Indonesia May Need to Follow Fed Hikes, Basri Says
(Bloomberg) -- Indonesia’s central bank will need to tighten monetary policy to protect the currency if the U.S. raises interest rates more than three times this year, former Finance Minister Chatib Basri said.
Bank Indonesia, which has so far resisted raising rates, has been vigorously intervening to protect the rupiah which fell to a two-year low last month. Policy makers are bracing for further volatility amid forecasts for more rate hikes in the U.S. this year.
"If the Fed raises rates four times this year, I think it’s most likely that Bank Indonesia should raise the interest rate by 25 basis points at least by the end of the year," Basri said Monday in an interview with Bloomberg TV’s Haslinda Amin. "Every Asian country now, like it or not, should follow the direction in the U.S. otherwise they cannot maintain the parity and the stability for the exchange rate."

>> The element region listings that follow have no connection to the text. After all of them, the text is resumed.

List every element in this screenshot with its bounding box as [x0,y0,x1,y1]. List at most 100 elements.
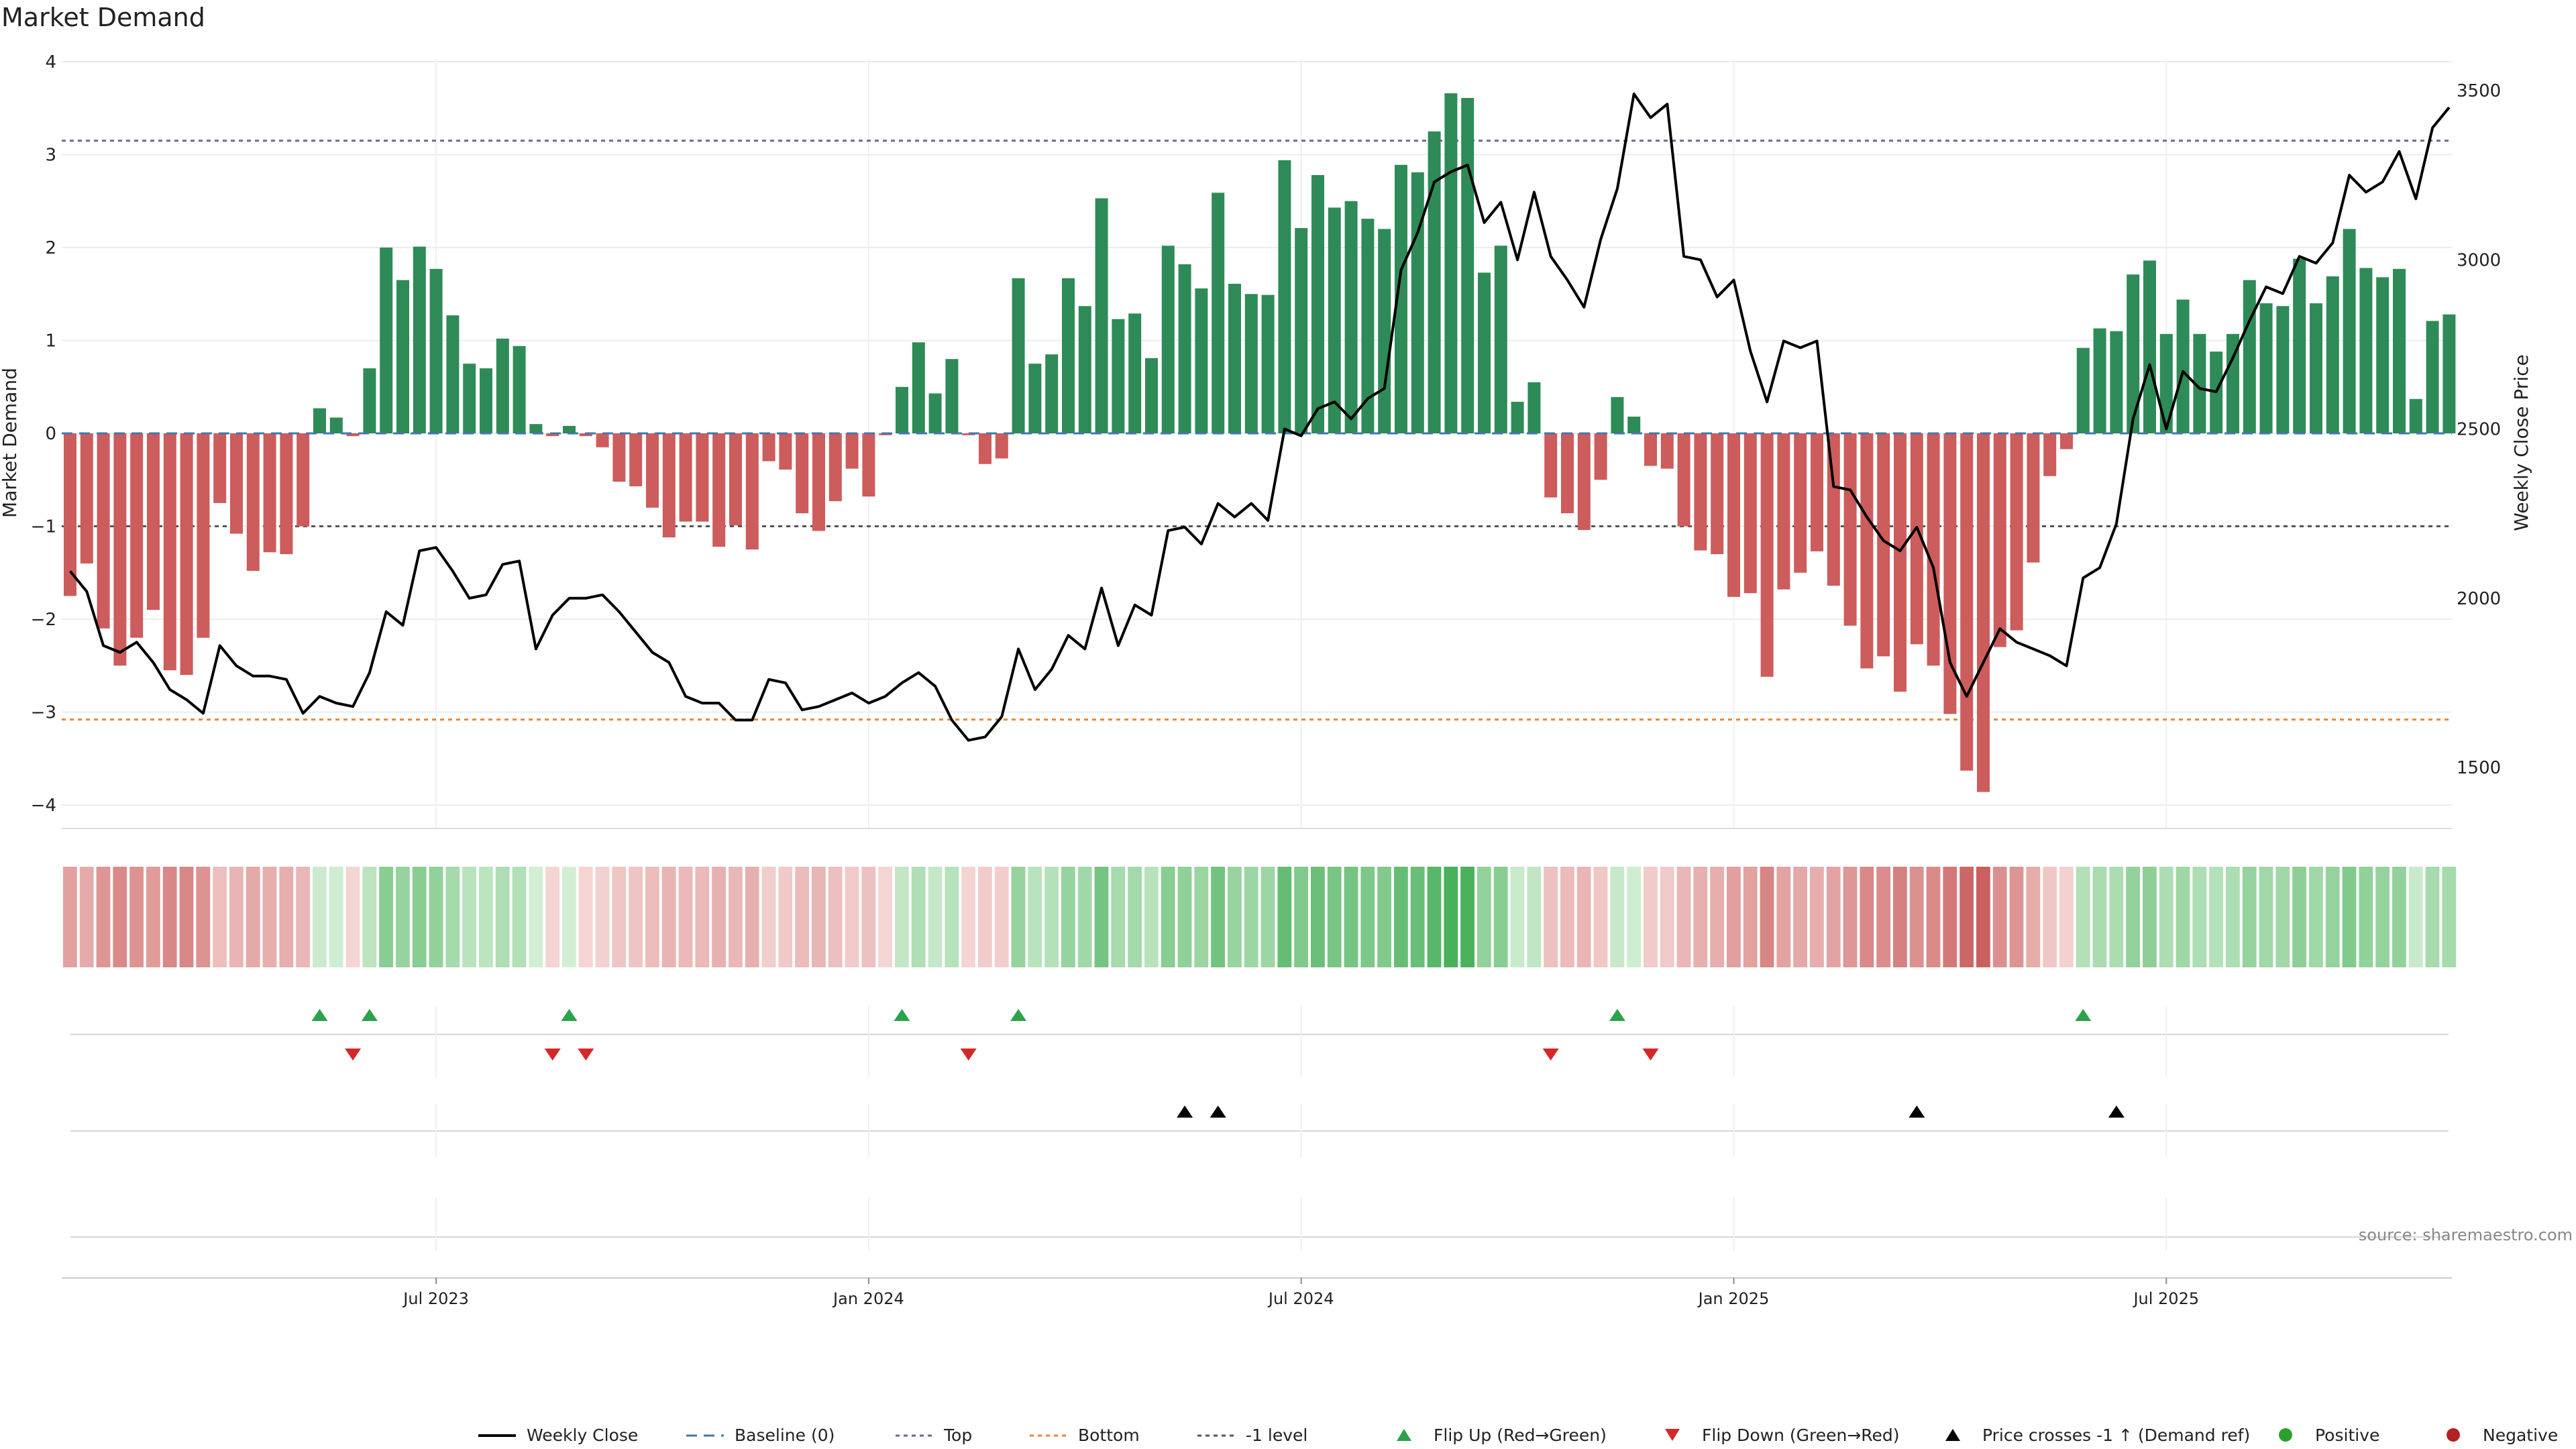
heat-cell [1311,867,1325,967]
demand-bar [2310,303,2322,433]
demand-bar [1743,433,1757,594]
x-tick-label: Jul 2024 [1267,1289,1334,1308]
heat-cell [1710,867,1724,967]
demand-bar [2243,280,2256,433]
flip-up-marker [561,1009,578,1021]
heat-cell [445,867,460,967]
demand-bar [1461,98,1474,433]
heat-cell [329,867,343,967]
heat-cell [928,867,943,967]
heat-cell [146,867,160,967]
demand-bar [979,433,991,464]
demand-bar [1112,319,1125,433]
heat-cell [1161,867,1175,967]
weekly-close-line [68,93,2451,742]
heat-cell [645,867,659,967]
demand-bar [1095,198,1108,433]
heat-cell [812,867,826,967]
demand-bar [2359,268,2373,433]
heat-cell [1128,867,1142,967]
heat-cell [895,867,909,967]
heat-cell [396,867,410,967]
flip-down-marker [544,1049,561,1061]
demand-bar [928,393,942,433]
legend-item-positive: Positive [2279,1426,2379,1445]
heat-cell [113,867,127,967]
heat-cell [1544,867,1558,967]
demand-bar [446,315,460,433]
heat-cell [1477,867,1491,967]
demand-bar [130,433,144,638]
demand-bar [1611,396,1624,433]
demand-bar [646,433,659,508]
heat-cell [1211,867,1225,967]
demand-bar [2110,331,2123,433]
demand-bar [1012,278,1025,433]
heat-cell [1410,867,1425,967]
y-tick-label: 3 [45,146,56,166]
legend-label: Negative [2483,1426,2558,1445]
heat-cell [1893,867,1907,967]
demand-bar [1644,433,1657,466]
demand-bar [2443,314,2456,433]
demand-bar [2060,433,2073,449]
demand-bar [2176,299,2190,433]
heat-cell [2009,867,2024,967]
demand-bar [2076,347,2090,433]
heat-cell [1960,867,1974,967]
heat-cell [1277,867,1292,967]
demand-bar [346,433,360,437]
demand-bar [197,433,210,638]
heat-cell [2176,867,2190,967]
demand-bar [313,408,326,433]
heat-cell [1077,867,1092,967]
legend-swatch [1397,1429,1411,1441]
x-axis-ticks: Jul 2023 Jan 2024 Jul 2024 Jan 2025 Jul 2025 [402,1278,2199,1308]
heat-cell [1427,867,1442,967]
demand-bar [1395,164,1407,434]
demand-bar [97,433,110,629]
heat-cell [1760,867,1774,967]
demand-bar [1478,272,1491,433]
heat-cell [1826,867,1841,967]
heat-cell [1460,867,1474,967]
legend-label: Bottom [1078,1426,1140,1445]
heat-cell [1510,867,1525,967]
legend-item-flipup: Flip Up (Red→Green) [1397,1426,1607,1445]
grid [62,59,2452,829]
demand-bar [396,280,409,433]
heat-cell [2275,867,2290,967]
legend-item-baseline: Baseline (0) [686,1426,835,1445]
demand-bar [2259,303,2273,433]
demand-bar [1561,433,1574,514]
demand-bar [1811,433,1823,551]
heat-cell [1294,867,1308,967]
heat-cell [845,867,859,967]
y-tick-label: −1 [31,517,56,537]
demand-bar [1511,401,1524,433]
demand-bar [2409,398,2422,433]
heat-cell [761,867,776,967]
heat-cell [1593,867,1608,967]
heat-cell [1094,867,1109,967]
heat-cell [279,867,294,967]
heat-cell [1527,867,1542,967]
heat-cell [578,867,593,967]
heat-cell [1444,867,1458,967]
demand-bar [2276,306,2290,433]
x-tick-label: Jul 2025 [2132,1289,2199,1308]
heat-cell [1976,867,1990,967]
demand-bar [280,433,293,555]
demand-bar [546,433,559,437]
demand-bar [2393,268,2406,433]
chart-title: Market Demand [1,3,205,32]
demand-bar [745,433,759,550]
demand-bar [263,433,276,553]
flip-down-marker [1642,1049,1659,1061]
demand-bar [180,433,193,676]
demand-bar [2010,433,2023,631]
heat-cell [695,867,710,967]
demand-bar [1544,433,1558,498]
demand-bar [2376,277,2390,433]
demand-bar [1960,433,1974,771]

The rupiah has fallen more than 2.6 percent against the dollar since the end of January, and foreign reserves slid almost $4 billion in February. The central bank last month left its benchmark interest rate unchanged for a sixth month in a row at 4.25 percent.
Still, Basri said that the current rupiah weakness is not a risk for the economy at this point. He said a level of 13,800 rupiah per dollar is "not a big issue for Indonesia" so long as the central bank can restrain the volatility.
Basri, who was a minister in 2013 to 2014, said the brewing trade war between the U.S. and China would have negative consequences for Southeast Asian economies.
"The impact may come in the financial sector through bonds, through stocks but most importantly, it will have an impact on future China growth which later on will be translated into Southeast Asia countries including Indonesia," Basri said.
"If China slows down because of this trade war, it will have an impact on our exports and later on will be translated into a slowdown of our gross domestic product growth,” he said.